SAN FRANCISCO—Intel is unfolding its plan to help create a new class of small and inexpensive mobile computers it calls "ultramobile PCs."
The chip maker on March 7 said ultramobile PCs or UMPCs represent a category of computers, due this quarter, which will be handy for businesses whose workers shuffle packages or stock shelves. It is also made for young students or consumers who simply want to stay connected, view a movie or listen to music, but leave their laptops at home.
Thus, the ultramobile PC platform—an effort which Intel is working on in parallel with Microsoft—will serve as the hardware that underlies the new class of devices by granting a new hardware platform.
Microsoft, which has not announced its plans yet for the devices, but has teased interested parties with its so-called Origami project, is expected to provide the software interface for the new devices.
"The problem that the PC has had, even a notebook, is that its too large to carry with you" all the time, said Sean Maloney, general manager of Intels Mobility Group, in a keynote address at the companys spring Developer Forum, here, on March 7.
Indeed, "the opportunity is in the in-between," said Mooly Eden, general manager of Intels Mobility Group, in an IDF session. "In the in-between theres the opportunity for a new category that will not necessarily … replace the cellular phone or replace the notebook."
Therefore, the chip maker set out to create a platform which would allow smaller computers to still run full versions of operating systems such as Microsofts Windows XP.
The first such platform, set to be present in devices that come out this quarter, centers on a low-power Pentium M chip, which consumes about 5 watts of power.
But Intel has also been working with other hardware makers, such as companies who make GPS chips, to ensure that their products will work well with the platform, one Intel executive said.
The chip maker expects that the platform will assist in creating inexpensive, battery-powered UMPCs that allow users to connect to the Internet, check e-mail and even do things like make VOIP (voice-over-IP) phone calls, manage photos, listen to music and watch video.
UMPCs can be tailored to different markets, such as business workers, consumers and education, one area Intel said could benefit from an inexpensive, touch-screen-driven device.
Although Intel did not confirm it, the devices are targeted to sell for as little as $500 and to run for about eight hours on a single battery charge. The first UMPCs are expected to hit the market within weeks.
"Youre going to see a tremendous wave of experimentation in the next year and a half to two years" in UMPCs, Maloney said in his keynote.

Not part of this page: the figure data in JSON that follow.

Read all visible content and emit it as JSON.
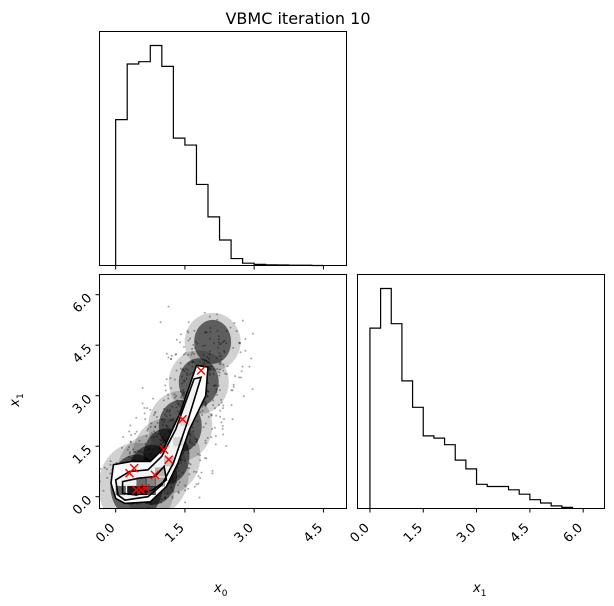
{
  "chart_data": {
    "type": "corner",
    "title": "VBMC iteration 10",
    "variables": [
      "x0",
      "x1"
    ],
    "axis_labels": {
      "x0": "x",
      "x0_sub": "0",
      "x1": "x",
      "x1_sub": "1"
    },
    "x0_range": [
      -0.35,
      5.0
    ],
    "x1_range": [
      -0.35,
      6.6
    ],
    "x0_ticks": [
      "0.0",
      "1.5",
      "3.0",
      "4.5"
    ],
    "x1_ticks": [
      "0.0",
      "1.5",
      "3.0",
      "4.5",
      "6.0"
    ],
    "x0_tick_values": [
      0.0,
      1.5,
      3.0,
      4.5
    ],
    "x1_tick_values": [
      0.0,
      1.5,
      3.0,
      4.5,
      6.0
    ],
    "hist_x0": {
      "bin_edges": [
        0.0,
        0.25,
        0.5,
        0.75,
        1.0,
        1.25,
        1.5,
        1.75,
        2.0,
        2.25,
        2.5,
        2.75,
        3.0,
        3.25,
        3.5,
        3.75,
        4.0,
        4.25,
        4.5
      ],
      "counts": [
        0.63,
        0.87,
        0.88,
        0.95,
        0.86,
        0.55,
        0.52,
        0.35,
        0.21,
        0.11,
        0.03,
        0.01,
        0.005,
        0.003,
        0.002,
        0.001,
        0.001,
        0.0
      ]
    },
    "hist_x1": {
      "bin_edges": [
        0.0,
        0.3,
        0.6,
        0.9,
        1.2,
        1.5,
        1.8,
        2.1,
        2.4,
        2.7,
        3.0,
        3.3,
        3.6,
        3.9,
        4.2,
        4.5,
        4.8,
        5.1,
        5.4,
        5.7
      ],
      "counts": [
        0.82,
        1.0,
        0.84,
        0.58,
        0.46,
        0.33,
        0.32,
        0.29,
        0.22,
        0.18,
        0.11,
        0.1,
        0.1,
        0.085,
        0.065,
        0.04,
        0.025,
        0.012,
        0.005
      ]
    },
    "scatter_markers": [
      {
        "x0": 0.3,
        "x1": 0.7
      },
      {
        "x0": 0.4,
        "x1": 0.85
      },
      {
        "x0": 0.45,
        "x1": 0.2
      },
      {
        "x0": 0.55,
        "x1": 0.2
      },
      {
        "x0": 0.65,
        "x1": 0.25
      },
      {
        "x0": 0.85,
        "x1": 0.65
      },
      {
        "x0": 1.05,
        "x1": 1.4
      },
      {
        "x0": 1.15,
        "x1": 1.1
      },
      {
        "x0": 1.45,
        "x1": 2.3
      },
      {
        "x0": 1.85,
        "x1": 3.75
      }
    ],
    "density_ridge": [
      {
        "x0": 0.45,
        "x1": 0.3
      },
      {
        "x0": 0.8,
        "x1": 0.65
      },
      {
        "x0": 1.1,
        "x1": 1.2
      },
      {
        "x0": 1.4,
        "x1": 2.1
      },
      {
        "x0": 1.8,
        "x1": 3.4
      },
      {
        "x0": 2.1,
        "x1": 4.6
      }
    ],
    "colors": {
      "marker": "#ff0000",
      "samples": "#000000",
      "hist": "#000000"
    }
  }
}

To show how UMPCs might look, Intel revealed two concept devices at its IDF. One of the devices, described as a representation of the devices that will come out this quarter, features a 7-inch screen. It is about half-an-inch thick and weighs about two pounds. It has buttons on either side and appears to have a built-in GPS capability.
A second device, a hand-built prototype with a swing-out keyboard and a 5.5-inch screen, was constructed to show what UMPCs might look like in two to three years. It was roughly half the size of the first device.